Тищенко обрадовался, что отделался так легко и быстро и, пока старшой не передумал, отправился к боцману за распоряжениями. Через пару минут он уже прилежно налегал на швабру, надраивая уже приведённую в приличный вид палубу крейсера. И он, и другие матросы не отлынивали и работали вполне добросовестно. Это в мирное время могло вызывать раздражение цепляние начальства к неидеальной чистоте. Тогда не было войны и фраза: "Тебе же самому раненому сюда падать. В грязь предпочитаешь или на чистое?" не пробирала до самых печёнок. А сейчас каждый знал, что чистая палуба – лишний шанс остаться живым или не потерять руку-ногу в результате заражения.

Постепенно темнело и весь экипаж потихоньку начинал нервничать. Самым заветным желанием каждого из тех, кто находился на корабле было пережить ночь. Спать не лёг никто, хотя в обозримое время не требовалось производить каких либо авральных работ. Просто если вдруг ударят миной в корпус, нужно успеть быть готовым и пробоину заделывать, и за борт прыгнуть.

Всё когда-нибудь кончается. Неумолимо катилась к своему завершению и эта ночь, полная волнений и тревог. Уже подёрнулся серым восток, оставались считанные минуты до рассвета, до того долгожданного момента, когда на горизонте ослепительно вспыхнет первая "искра" восходящего солнца и настанет новый день. И можно будет вздохнуть с облегчением и больше не особо бояться ночных хищников-миноносцев. Оставалось минут двадцать.

– Факелы! Факелы с левого борта! Три миноносца! – сигнальщик своим пронзительным воплем накрыл весь крейсер, казалось, что его услышали даже в машинном отделении. Единственный оставшийся на "Палладе" горнист немедленно заиграл "отбитие минной атаки". Весь экипаж, стряхнув с себя сонную одурь немедленно разбежался по своим местам. Да большинству и разбегаться не пришлось – многие, как и Семён Тищенко, всю ночь потихоньку кемарили у своих пушек.

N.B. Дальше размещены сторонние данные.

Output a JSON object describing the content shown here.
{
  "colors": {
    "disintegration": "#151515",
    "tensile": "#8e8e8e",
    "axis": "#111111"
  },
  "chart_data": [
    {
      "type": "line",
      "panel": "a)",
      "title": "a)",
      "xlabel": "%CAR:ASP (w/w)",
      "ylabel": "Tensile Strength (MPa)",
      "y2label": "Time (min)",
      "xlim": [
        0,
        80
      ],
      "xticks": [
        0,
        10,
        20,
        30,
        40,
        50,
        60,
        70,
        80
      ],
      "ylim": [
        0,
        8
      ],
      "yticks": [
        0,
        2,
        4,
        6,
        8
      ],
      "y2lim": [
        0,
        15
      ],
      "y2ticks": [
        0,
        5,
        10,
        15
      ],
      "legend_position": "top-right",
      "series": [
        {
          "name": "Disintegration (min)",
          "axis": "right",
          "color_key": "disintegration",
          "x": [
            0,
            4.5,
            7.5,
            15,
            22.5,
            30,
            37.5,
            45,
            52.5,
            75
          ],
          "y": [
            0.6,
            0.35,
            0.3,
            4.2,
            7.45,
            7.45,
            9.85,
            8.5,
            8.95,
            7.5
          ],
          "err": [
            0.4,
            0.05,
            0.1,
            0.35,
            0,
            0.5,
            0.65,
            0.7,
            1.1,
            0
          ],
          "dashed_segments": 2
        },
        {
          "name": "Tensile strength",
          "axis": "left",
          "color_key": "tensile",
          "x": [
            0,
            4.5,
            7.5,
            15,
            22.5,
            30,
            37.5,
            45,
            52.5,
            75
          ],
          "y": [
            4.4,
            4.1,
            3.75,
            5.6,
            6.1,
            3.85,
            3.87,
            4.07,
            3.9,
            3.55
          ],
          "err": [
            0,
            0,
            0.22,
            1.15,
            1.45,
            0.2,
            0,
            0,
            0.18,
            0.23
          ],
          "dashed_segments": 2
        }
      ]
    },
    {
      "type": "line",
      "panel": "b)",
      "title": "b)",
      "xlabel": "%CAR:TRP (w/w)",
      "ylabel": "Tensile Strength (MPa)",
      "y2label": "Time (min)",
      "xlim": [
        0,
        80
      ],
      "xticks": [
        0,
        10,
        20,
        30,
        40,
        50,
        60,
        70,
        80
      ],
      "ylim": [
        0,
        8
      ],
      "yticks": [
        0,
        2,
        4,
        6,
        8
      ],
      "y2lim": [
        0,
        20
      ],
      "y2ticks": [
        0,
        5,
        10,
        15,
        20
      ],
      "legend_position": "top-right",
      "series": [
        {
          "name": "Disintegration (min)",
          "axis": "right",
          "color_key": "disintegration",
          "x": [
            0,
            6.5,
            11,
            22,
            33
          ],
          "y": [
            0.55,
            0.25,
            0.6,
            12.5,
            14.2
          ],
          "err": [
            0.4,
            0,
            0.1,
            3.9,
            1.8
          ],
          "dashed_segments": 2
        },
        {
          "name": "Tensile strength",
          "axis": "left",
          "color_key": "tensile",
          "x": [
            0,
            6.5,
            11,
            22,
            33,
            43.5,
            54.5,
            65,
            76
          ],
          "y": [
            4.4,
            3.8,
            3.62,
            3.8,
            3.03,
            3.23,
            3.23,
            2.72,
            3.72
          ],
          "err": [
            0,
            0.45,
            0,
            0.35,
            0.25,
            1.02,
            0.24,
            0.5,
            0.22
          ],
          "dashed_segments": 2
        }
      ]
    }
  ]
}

– Вашбродь! – умоляюще обратился Семён к подбежавшему лейтенанту Стаалю, – неужто стрелять так и нельзя?

– Идиот! Ты горн слышал? Всё! Пали! Они нас всё равно на светлом горизонте видят и уже не потеряют. Огонь!

За ночь из отряда потерялся миноносец "Хато". Сёкаи уже знал слова, которые выскажет старшему лейтенанту Миямото за такую подготовку экипажа. Но на самом деле, даже сам командир отряда понимал, что в условиях ночного поиска задача перед его кораблями и их командирами стояла хоть и выполнимая, но очень непростая: искать в темноте врага и при этом сохранить строй было сверхсложно. И тут миноносцам четырнадцатого отряда несказанно повезло по сравнению с их коллегами: на посветлевшем горизонте стал медленно выступать силуэт большого крейсера. Он становился всё более заметен, а миноносцы всё ещё оставались во мраке. Более удачной ситуации для атаки просто невозможно было бы представить. "Чидори", "Хаябуса" и "Манадзуру" дружно развернулись на цель. До "Паллады", (а это была именно она), оставлось приблизительно двадцать кабельтовых, чтобы выйти на дистанцию минного выстрела требовалось около пятнадцати минут, но нужно было ещё и подгадать подходящий курсовой угол. Поэтому скорость пришлось увеличить и из труб миноносцев вырвались те самые факелы, которые заметили на крейсере.